そう、はじめにヒロインの女の子にトイレに行くかを声をかけるか、かけないか、なんて、しょうもない選択肢で、その後のエンディングが変わるのだ。


そのカラクリを知り…

私に解説してくれた、合コンの男性の熱いゲーム列伝を聞き…

私は、あのゲームのクリヤーを諦めた。


そう、私は、はじめの選択で間違ったのだ。

ゆるゆるではあったが、半年は費やし、そこまで戻ってプレイをしなおす気力は無かった。


ゲームなんて面倒くさい


これが、私の下した結論だった。

それ以来、まともなゲームなんてしなかった。

いくつか、ゲームをしたけれど、最終エンディングにたどり着いたものは一つもない。

もちろん、数千円をかけて円盤(ディスク)を買うのだから、簡単なエンディングまではたどり着いた。

でも、ゲーム会社の人が用意した『極上』のエンディングを見たことはない。

最近、そんな昔のゲームのエンディングを動画サイトで見つけて…それを見たときに、なんだか泣けた。

長く、心に引っ掛かっていた小さなトゲがとれたような、そんなスッキリとした気持ちになった。

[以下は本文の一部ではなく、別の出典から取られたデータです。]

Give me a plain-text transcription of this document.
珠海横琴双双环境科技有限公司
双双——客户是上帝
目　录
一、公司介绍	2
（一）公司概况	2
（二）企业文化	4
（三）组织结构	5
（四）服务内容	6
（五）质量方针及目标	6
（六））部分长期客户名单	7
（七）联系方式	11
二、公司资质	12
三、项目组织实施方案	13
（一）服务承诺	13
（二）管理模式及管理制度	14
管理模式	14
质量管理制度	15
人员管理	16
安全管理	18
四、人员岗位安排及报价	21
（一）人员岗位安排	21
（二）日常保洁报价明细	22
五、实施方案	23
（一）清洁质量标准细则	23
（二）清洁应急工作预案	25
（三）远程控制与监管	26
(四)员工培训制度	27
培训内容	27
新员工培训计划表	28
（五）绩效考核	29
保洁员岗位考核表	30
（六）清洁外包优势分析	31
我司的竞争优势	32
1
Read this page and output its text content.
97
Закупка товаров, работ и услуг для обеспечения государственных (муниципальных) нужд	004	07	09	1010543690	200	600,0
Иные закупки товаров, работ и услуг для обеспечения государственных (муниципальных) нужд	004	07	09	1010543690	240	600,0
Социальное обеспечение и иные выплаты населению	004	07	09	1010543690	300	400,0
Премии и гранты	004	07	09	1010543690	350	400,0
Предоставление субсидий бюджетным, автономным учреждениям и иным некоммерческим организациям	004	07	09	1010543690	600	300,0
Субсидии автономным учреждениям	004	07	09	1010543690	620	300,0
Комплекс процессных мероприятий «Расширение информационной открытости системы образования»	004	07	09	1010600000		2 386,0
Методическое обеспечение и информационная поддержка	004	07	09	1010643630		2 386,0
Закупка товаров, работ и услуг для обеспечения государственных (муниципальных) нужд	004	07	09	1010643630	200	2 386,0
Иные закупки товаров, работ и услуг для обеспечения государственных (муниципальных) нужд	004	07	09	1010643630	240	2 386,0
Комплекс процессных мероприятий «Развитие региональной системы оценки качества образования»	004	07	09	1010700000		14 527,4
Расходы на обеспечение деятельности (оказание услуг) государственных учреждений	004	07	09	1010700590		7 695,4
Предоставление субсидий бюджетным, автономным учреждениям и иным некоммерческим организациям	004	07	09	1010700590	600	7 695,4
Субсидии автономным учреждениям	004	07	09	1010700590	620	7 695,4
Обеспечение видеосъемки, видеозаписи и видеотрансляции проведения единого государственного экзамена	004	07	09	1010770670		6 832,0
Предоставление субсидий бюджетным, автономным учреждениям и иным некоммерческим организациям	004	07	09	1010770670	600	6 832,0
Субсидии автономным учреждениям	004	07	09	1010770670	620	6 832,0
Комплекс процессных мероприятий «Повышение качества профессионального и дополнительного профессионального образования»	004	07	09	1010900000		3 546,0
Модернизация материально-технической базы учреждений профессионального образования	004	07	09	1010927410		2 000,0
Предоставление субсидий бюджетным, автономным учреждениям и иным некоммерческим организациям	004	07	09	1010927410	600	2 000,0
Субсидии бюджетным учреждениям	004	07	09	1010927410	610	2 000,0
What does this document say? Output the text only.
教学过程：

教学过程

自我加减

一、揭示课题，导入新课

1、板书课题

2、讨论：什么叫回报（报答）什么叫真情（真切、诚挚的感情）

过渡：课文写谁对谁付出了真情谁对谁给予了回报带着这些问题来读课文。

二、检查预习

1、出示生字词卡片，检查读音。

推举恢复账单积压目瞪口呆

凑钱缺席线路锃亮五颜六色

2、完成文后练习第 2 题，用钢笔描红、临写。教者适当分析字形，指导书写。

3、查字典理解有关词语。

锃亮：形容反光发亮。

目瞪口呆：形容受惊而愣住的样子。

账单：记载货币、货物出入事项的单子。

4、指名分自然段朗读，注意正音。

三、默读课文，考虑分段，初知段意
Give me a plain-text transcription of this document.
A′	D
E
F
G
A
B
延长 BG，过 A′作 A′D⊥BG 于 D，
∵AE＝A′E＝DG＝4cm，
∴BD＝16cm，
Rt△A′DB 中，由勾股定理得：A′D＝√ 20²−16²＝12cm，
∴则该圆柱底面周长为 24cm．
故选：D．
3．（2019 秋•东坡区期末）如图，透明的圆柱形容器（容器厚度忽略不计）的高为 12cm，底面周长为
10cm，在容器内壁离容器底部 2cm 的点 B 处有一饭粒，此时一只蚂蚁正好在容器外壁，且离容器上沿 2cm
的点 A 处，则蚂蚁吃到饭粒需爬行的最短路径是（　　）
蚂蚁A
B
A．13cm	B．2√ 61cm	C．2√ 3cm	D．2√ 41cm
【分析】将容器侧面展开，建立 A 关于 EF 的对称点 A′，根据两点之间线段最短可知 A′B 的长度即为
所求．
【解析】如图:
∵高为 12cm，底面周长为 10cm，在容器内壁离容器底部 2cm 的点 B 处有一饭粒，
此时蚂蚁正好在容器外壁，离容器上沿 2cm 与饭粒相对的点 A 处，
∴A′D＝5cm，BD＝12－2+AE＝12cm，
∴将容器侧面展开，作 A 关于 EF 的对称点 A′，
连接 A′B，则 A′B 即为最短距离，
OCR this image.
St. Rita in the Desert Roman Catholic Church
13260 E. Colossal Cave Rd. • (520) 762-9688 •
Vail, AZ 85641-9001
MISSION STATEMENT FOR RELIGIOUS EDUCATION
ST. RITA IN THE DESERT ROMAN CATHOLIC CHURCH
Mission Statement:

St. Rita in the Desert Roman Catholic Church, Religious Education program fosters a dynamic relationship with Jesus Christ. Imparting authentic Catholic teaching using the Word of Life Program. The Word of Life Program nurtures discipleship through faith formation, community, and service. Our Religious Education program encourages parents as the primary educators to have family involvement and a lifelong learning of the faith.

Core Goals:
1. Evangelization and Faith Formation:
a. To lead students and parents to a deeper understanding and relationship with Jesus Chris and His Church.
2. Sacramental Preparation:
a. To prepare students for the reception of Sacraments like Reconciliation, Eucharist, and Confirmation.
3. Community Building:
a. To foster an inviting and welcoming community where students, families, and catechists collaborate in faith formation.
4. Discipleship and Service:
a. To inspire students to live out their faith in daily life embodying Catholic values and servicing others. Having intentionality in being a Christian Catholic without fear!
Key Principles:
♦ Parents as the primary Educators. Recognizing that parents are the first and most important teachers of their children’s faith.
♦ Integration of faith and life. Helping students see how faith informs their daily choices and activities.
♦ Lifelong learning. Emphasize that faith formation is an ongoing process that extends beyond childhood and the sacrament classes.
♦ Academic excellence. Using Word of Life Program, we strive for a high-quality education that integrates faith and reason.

ゲーム…そう、RPG系のゲームは、簡単に手にするには私は、年を取りすぎたのだ。


それなのに…今、こうして、知り合いのオッサンのTS転生乙女ゲームに挑戦せねばならない事に躊躇(ちゅうちょ)する。


「寒いですか?」

心配そうにメフィストが聞いてきた。

「いや、大丈夫。ただ、ゲームって苦手だったと思い出して。少し、不安になってきたのよ。」

私は、小さくそう答えた。

今抱える未完が胸をよぎる。もう、未完を作りたくはない。


でも、ゲームのベストエンディングに行き着く自信もない。


「ふふ。ゲームといっても、普通にお話を作るだけですよ?選択肢を導いてあげれば、後は、剛さんが自分で物語を作り出してくれますから。」

メフィストは、とてもやさしくて、その顔に、自分が凄く不安げな顔をしているのだろうかと心配になる。。

「選択肢…」

昔、ノートにみっちりとそれを書いてゲーム攻略をした人の話を思い出した。

「はい。大まかな設定は、お嬢様がしてしまいましたが、それでも、多岐に渡って剛さんの将来は決められます。」

「将来を…決める?悪役令嬢…じゃ、ないの?」

昔の、育成ゲームのCMが脳裏をかすめた。ヒロインは囁く

『さあ、あなたはどの未来を選択しますか?』

「悪役令嬢は、職業でも進路でもありません。

王道のスパダリ結婚エンドから、女海賊まで、まだまだ、剛さんの選べる人生は沢山ありますよ。」

「エンディング…沢山…」

ハッ(゜ロ゜)


ここに来て、自分が作者だと思い出した。


私、それを…作るのよね?

プレイヤーでも、ベストエンディングにたどり着けなかったのに、脚本を作るなんて、できるわけ、ないじゃん!